Tinjauan Yuridis & Analisis Kritikal UU No. 17 Tahun 2023
Dalam keterangannya, Advokat Anton R Widodo, S.H., M.H. membedah secara mendalam, rigid, dan sistematis beberapa poin krusial dalam UU No. 17 Tahun 2023 yang dinilai perlu diwaspadai oleh masyarakat dan penegak hukum :
Penyelesaian Sengketa Medis & Mekanisme Restoratif
UU Kesehatan mengatur mekanisme penyelesaian sengketa antara pasien dan tenaga kesehatan atau fasilitas pelayanan kesehatan (Faskes) melalui jalur alternatif/keadilan restoratif (restorative justice). Namun, Anton menegaskan bahwa mekanisme ini jangan sampai dijadikan “tameng” untuk mengaburkan unsur kelalaian berat (culpa lata) atau malapraktik medis yang melanggar hukum pidana maupun perdata.
Perlindungan Hak Pasien & Asesibilitas Layanan Kesehatan
Pemerintah dan Faskes memiliki kewajiban hukum mutlak untuk menjamin pelayanan kesehatan yang nondiskriminatif.
Anton menyoroti masih maraknya kasus penolakan pasien darurat atau pasien kurang mampu yang memanfaatkan BPJS/Jaminan Kesehatan. Ketentuan pidana atau sanksi administratif bagi Faskes yang mengabaikan pasien dalam kondisi darurat harus ditegakkan secara ketat tanpa kompromi.
Tanggung Jawab Hukum Fasilitas Pelayanan Kesehatan
Pasal-pasal dalam UU No. 17 Tahun 2023 menegaskan tanggung jawab Faskes atas kerugian yang ditimbulkan akibat kelalaian tenaga medis di bawah naungannya.

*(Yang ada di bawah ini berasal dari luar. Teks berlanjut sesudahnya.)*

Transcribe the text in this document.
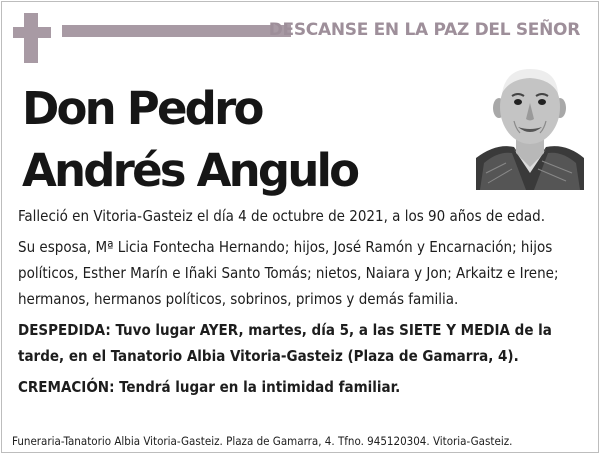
DESCANSE EN LA PAZ DEL SEÑOR
Don Pedro
Andrés Angulo

Falleció en Vitoria-Gasteiz el día 4 de octubre de 2021, a los 90 años de edad.

Su esposa, Mª Licia Fontecha Hernando; hijos, José Ramón y Encarnación; hijos políticos, Esther Marín e Iñaki Santo Tomás; nietos, Naiara y Jon; Arkaitz e Irene; hermanos, hermanos políticos, sobrinos, primos y demás familia.

DESPEDIDA: Tuvo lugar AYER, martes, día 5, a las SIETE Y MEDIA de la tarde, en el Tanatorio Albia Vitoria-Gasteiz (Plaza de Gamarra, 4).

CREMACIÓN: Tendrá lugar en la intimidad familiar.

Funeraria-Tanatorio Albia Vitoria-Gasteiz. Plaza de Gamarra, 4. Tfno. 945120304. Vitoria-Gasteiz.
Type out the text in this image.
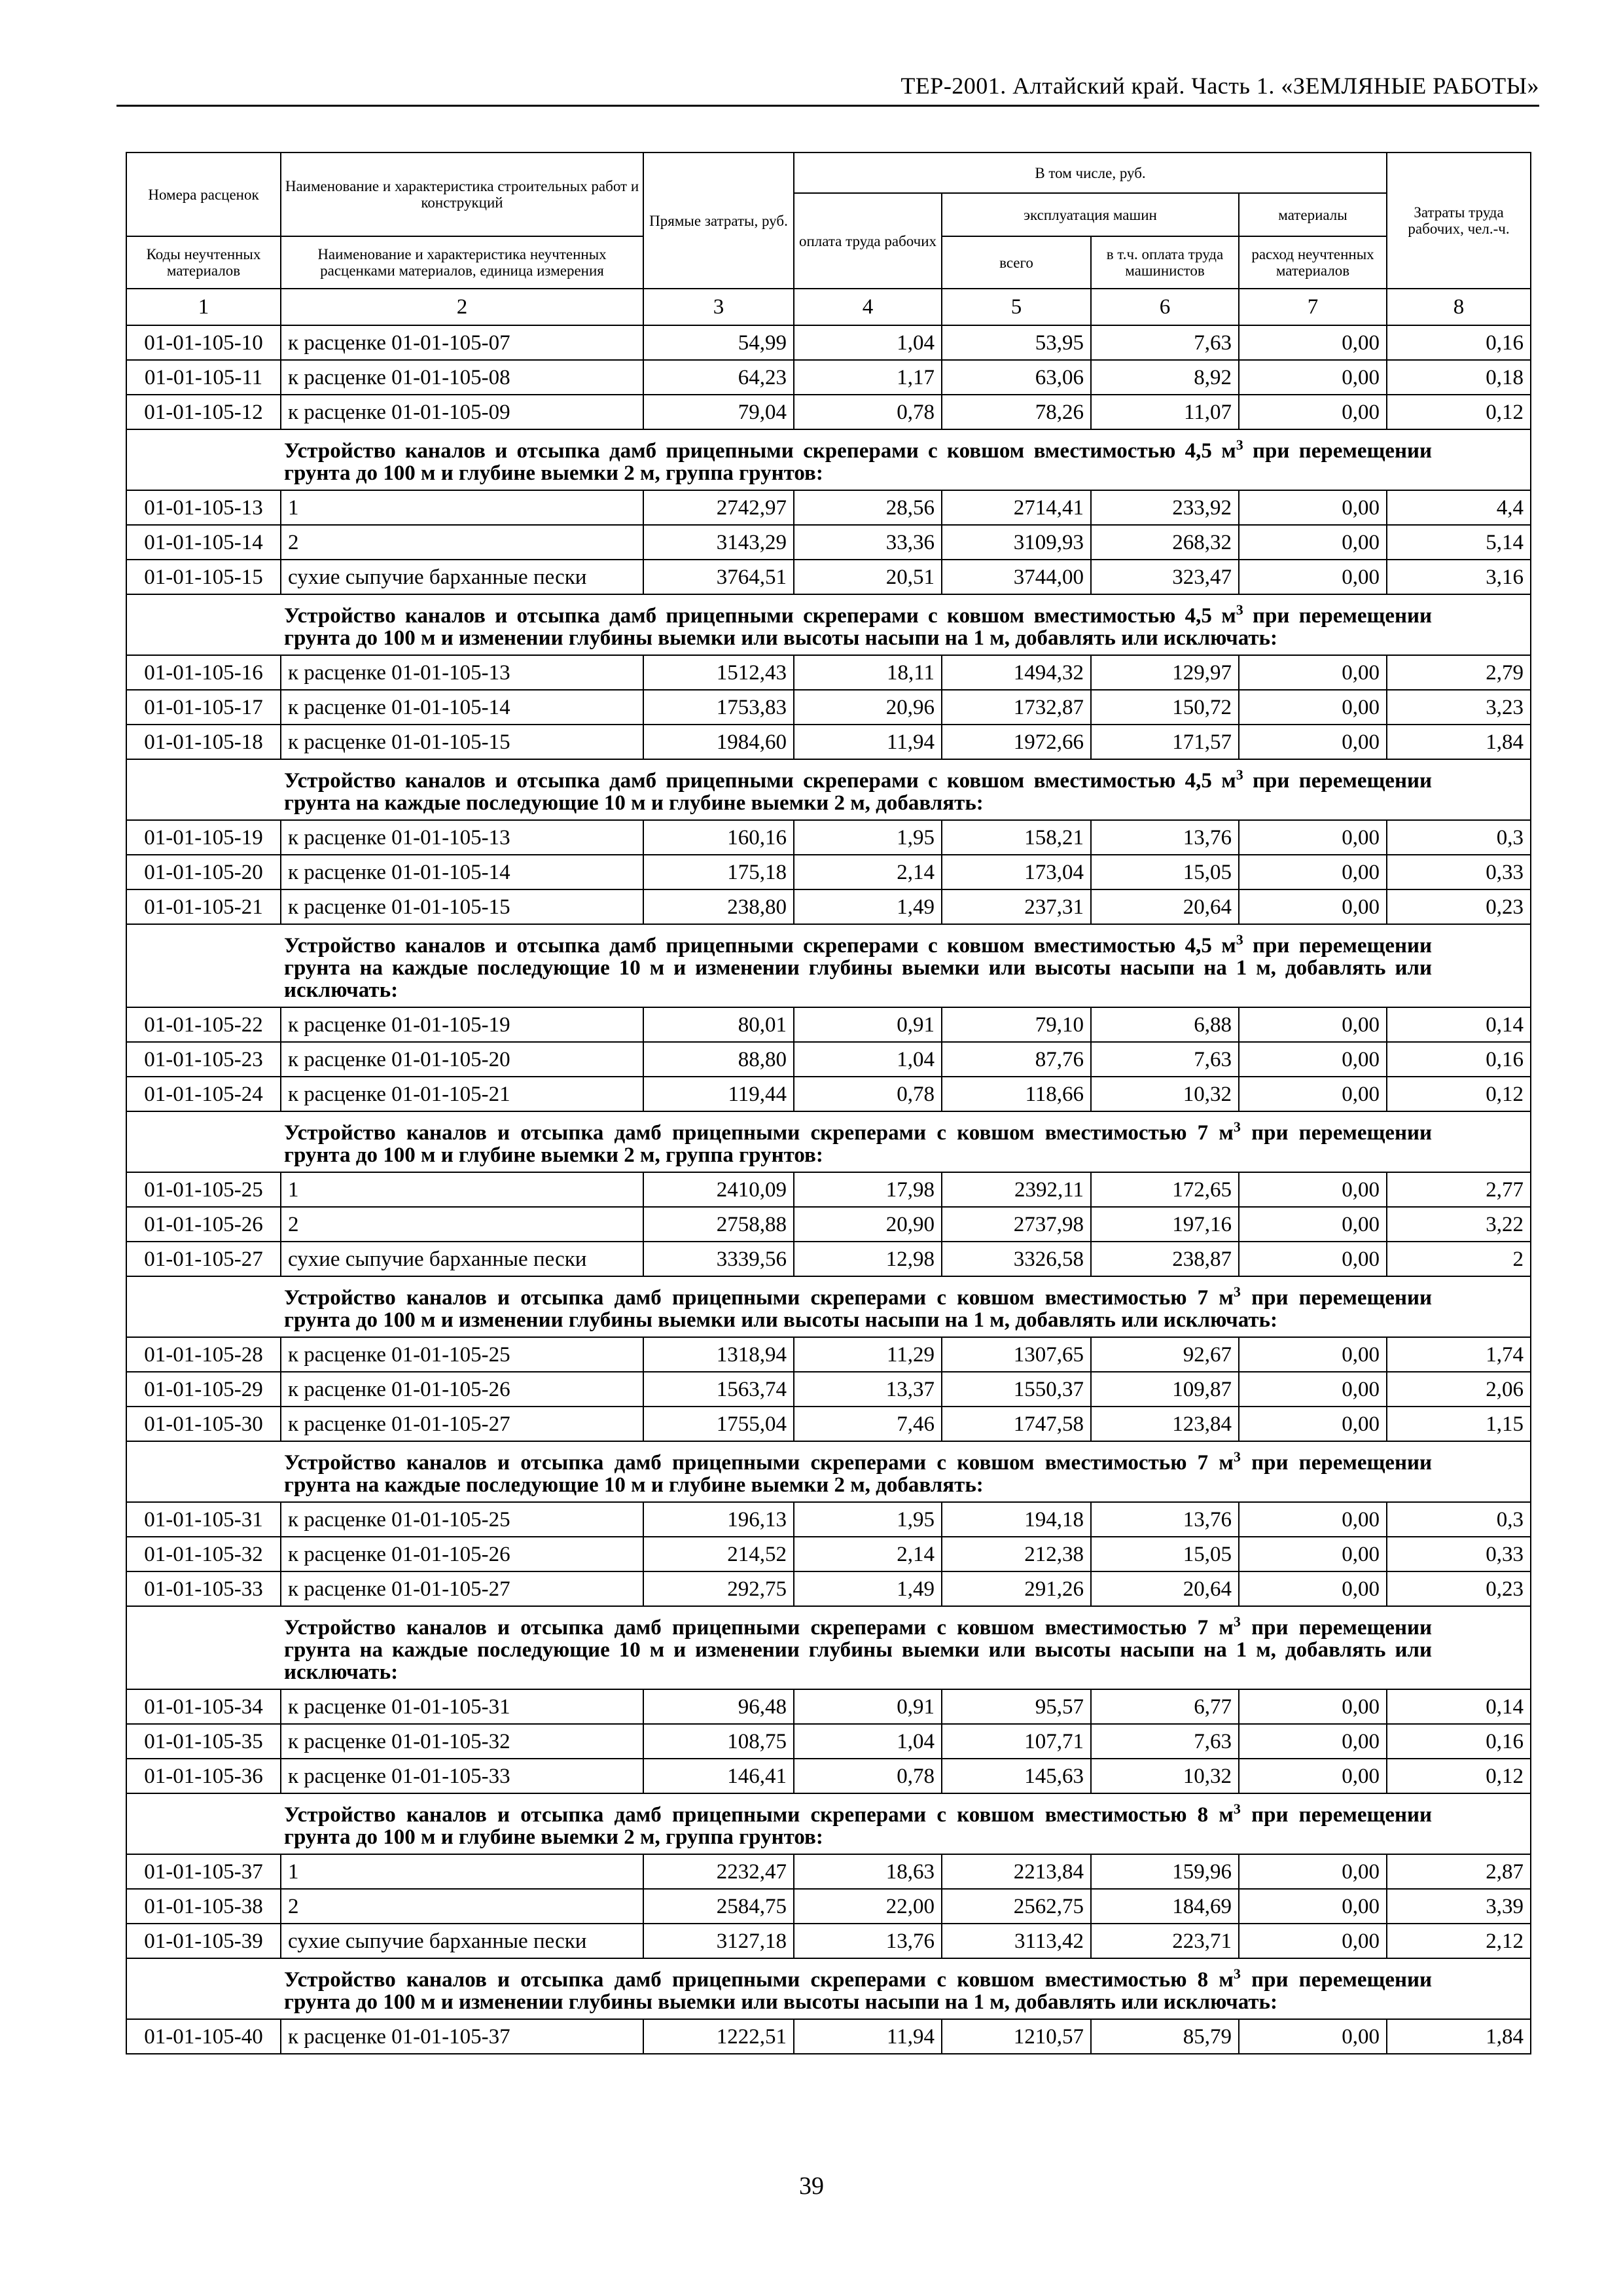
ТЕР-2001. Алтайский край. Часть 1. «ЗЕМЛЯНЫЕ РАБОТЫ»
Номера расценок	Наименование и характеристика строительных работ и конструкций	Прямые затраты, руб.	В том числе, руб.				Затраты труда рабочих, чел.-ч.
			оплата труда рабочих	эксплуатация машин		материалы	
Коды неучтенных материалов	Наименование и характеристика неучтенных расценками материалов, единица измерения			всего	в т.ч. оплата труда машинистов	расход неучтенных материалов	
1	2	3	4	5	6	7	8
01-01-105-10	к расценке 01-01-105-07	54,99	1,04	53,95	7,63	0,00	0,16
01-01-105-11	к расценке 01-01-105-08	64,23	1,17	63,06	8,92	0,00	0,18
01-01-105-12	к расценке 01-01-105-09	79,04	0,78	78,26	11,07	0,00	0,12
Устройство каналов и отсыпка дамб прицепными скреперами с ковшом вместимостью 4,5 $м^3$ при перемещении грунта до 100 м и глубине выемки 2 м, группа грунтов:							
01-01-105-13	1	2742,97	28,56	2714,41	233,92	0,00	4,4
01-01-105-14	2	3143,29	33,36	3109,93	268,32	0,00	5,14
01-01-105-15	сухие сыпучие барханные пески	3764,51	20,51	3744,00	323,47	0,00	3,16
Устройство каналов и отсыпка дамб прицепными скреперами с ковшом вместимостью 4,5 $м^3$ при перемещении грунта до 100 м и изменении глубины выемки или высоты насыпи на 1 м, добавлять или исключать:							
01-01-105-16	к расценке 01-01-105-13	1512,43	18,11	1494,32	129,97	0,00	2,79
01-01-105-17	к расценке 01-01-105-14	1753,83	20,96	1732,87	150,72	0,00	3,23
01-01-105-18	к расценке 01-01-105-15	1984,60	11,94	1972,66	171,57	0,00	1,84
Устройство каналов и отсыпка дамб прицепными скреперами с ковшом вместимостью 4,5 $м^3$ при перемещении грунта на каждые последующие 10 м и глубине выемки 2 м, добавлять:							
01-01-105-19	к расценке 01-01-105-13	160,16	1,95	158,21	13,76	0,00	0,3
01-01-105-20	к расценке 01-01-105-14	175,18	2,14	173,04	15,05	0,00	0,33
01-01-105-21	к расценке 01-01-105-15	238,80	1,49	237,31	20,64	0,00	0,23
Устройство каналов и отсыпка дамб прицепными скреперами с ковшом вместимостью 4,5 $м^3$ при перемещении грунта на каждые последующие 10 м и изменении глубины выемки или высоты насыпи на 1 м, добавлять или исключать:							
01-01-105-22	к расценке 01-01-105-19	80,01	0,91	79,10	6,88	0,00	0,14
01-01-105-23	к расценке 01-01-105-20	88,80	1,04	87,76	7,63	0,00	0,16
01-01-105-24	к расценке 01-01-105-21	119,44	0,78	118,66	10,32	0,00	0,12
Устройство каналов и отсыпка дамб прицепными скреперами с ковшом вместимостью 7 $м^3$ при перемещении грунта до 100 м и глубине выемки 2 м, группа грунтов:							
01-01-105-25	1	2410,09	17,98	2392,11	172,65	0,00	2,77
01-01-105-26	2	2758,88	20,90	2737,98	197,16	0,00	3,22
01-01-105-27	сухие сыпучие барханные пески	3339,56	12,98	3326,58	238,87	0,00	2
Устройство каналов и отсыпка дамб прицепными скреперами с ковшом вместимостью 7 $м^3$ при перемещении грунта до 100 м и изменении глубины выемки или высоты насыпи на 1 м, добавлять или исключать:							
01-01-105-28	к расценке 01-01-105-25	1318,94	11,29	1307,65	92,67	0,00	1,74
01-01-105-29	к расценке 01-01-105-26	1563,74	13,37	1550,37	109,87	0,00	2,06
01-01-105-30	к расценке 01-01-105-27	1755,04	7,46	1747,58	123,84	0,00	1,15
Устройство каналов и отсыпка дамб прицепными скреперами с ковшом вместимостью 7 $м^3$ при перемещении грунта на каждые последующие 10 м и глубине выемки 2 м, добавлять:							
01-01-105-31	к расценке 01-01-105-25	196,13	1,95	194,18	13,76	0,00	0,3
01-01-105-32	к расценке 01-01-105-26	214,52	2,14	212,38	15,05	0,00	0,33
01-01-105-33	к расценке 01-01-105-27	292,75	1,49	291,26	20,64	0,00	0,23
Устройство каналов и отсыпка дамб прицепными скреперами с ковшом вместимостью 7 $м^3$ при перемещении грунта на каждые последующие 10 м и изменении глубины выемки или высоты насыпи на 1 м, добавлять или исключать:							
01-01-105-34	к расценке 01-01-105-31	96,48	0,91	95,57	6,77	0,00	0,14
01-01-105-35	к расценке 01-01-105-32	108,75	1,04	107,71	7,63	0,00	0,16
01-01-105-36	к расценке 01-01-105-33	146,41	0,78	145,63	10,32	0,00	0,12
Устройство каналов и отсыпка дамб прицепными скреперами с ковшом вместимостью 8 $м^3$ при перемещении грунта до 100 м и глубине выемки 2 м, группа грунтов:							
01-01-105-37	1	2232,47	18,63	2213,84	159,96	0,00	2,87
01-01-105-38	2	2584,75	22,00	2562,75	184,69	0,00	3,39
01-01-105-39	сухие сыпучие барханные пески	3127,18	13,76	3113,42	223,71	0,00	2,12
Устройство каналов и отсыпка дамб прицепными скреперами с ковшом вместимостью 8 $м^3$ при перемещении грунта до 100 м и изменении глубины выемки или высоты насыпи на 1 м, добавлять или исключать:							
01-01-105-40	к расценке 01-01-105-37	1222,51	11,94	1210,57	85,79	0,00	1,84
39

Hal ini menuntut keterbukaan informasi rekam medis serta transparansi proses audit medis jika terjadi dugaan kesalahan penanganan.
Sikap Resmi dan Urgensi Pengawalan Hukum
Sebagai Sekretaris Organisasi Advokat di daerah dan Ketua Yayasan Lembaga Bantuan Hukum, Advokat Anton R Widodo, S.H., M.H. memberikan 3 (tiga) rekomendasi strategis :
Pengawasan Ketat Terhadap Implemetasi Turunan UU Kesehatan
DPC KAI Kota Bekasi dan YLBH Sahaya Dharma Indonesia mendorong agar Peraturan Pemerintah (PP) turunan serta aturan teknis dari UU No. 17 Tahun 2023 tidak mendegradasi hak-hak masyarakat dalam memperoleh keadilan dan kepastian hukum.
Pendampingan Hukum Cuma-Cuma (Pro Bono) bagi Korban Kerugian Medis
YLBH Sahaya Dharma Indonesia menyatakan kesiapannya untuk membuka posko pengaduan dan memberikan bantuan hukum secara penuh bagi masyarakat tidak mampu di Kota Bekasi dan sekitarnya yang menjadi korban kelalaian pelayanan kesehatan atau penolakan Faskes.
Edukasi Hukum dan Literasi Masyarakat
Masyarakat diimbau untuk lebih kritis dan memahami hak-hak hukumnya sebagai konsumen pelayanan kesehatan, termasuk hak atas informasi tindakan medis (informed consent) dan hak atas rekam medis.
“Hukum harus hadir sebagai perisai bagi mereka yang lemah, bukan sekadar instrumen prosedural yang merugikan rakyat kecil. UU Kesehatan ini harus kita kawal bersama agar asas keadilan dan kemanusiaan tetap menjadi panglima,” tegas Advokat Anton R Widodo, S.H., M.H.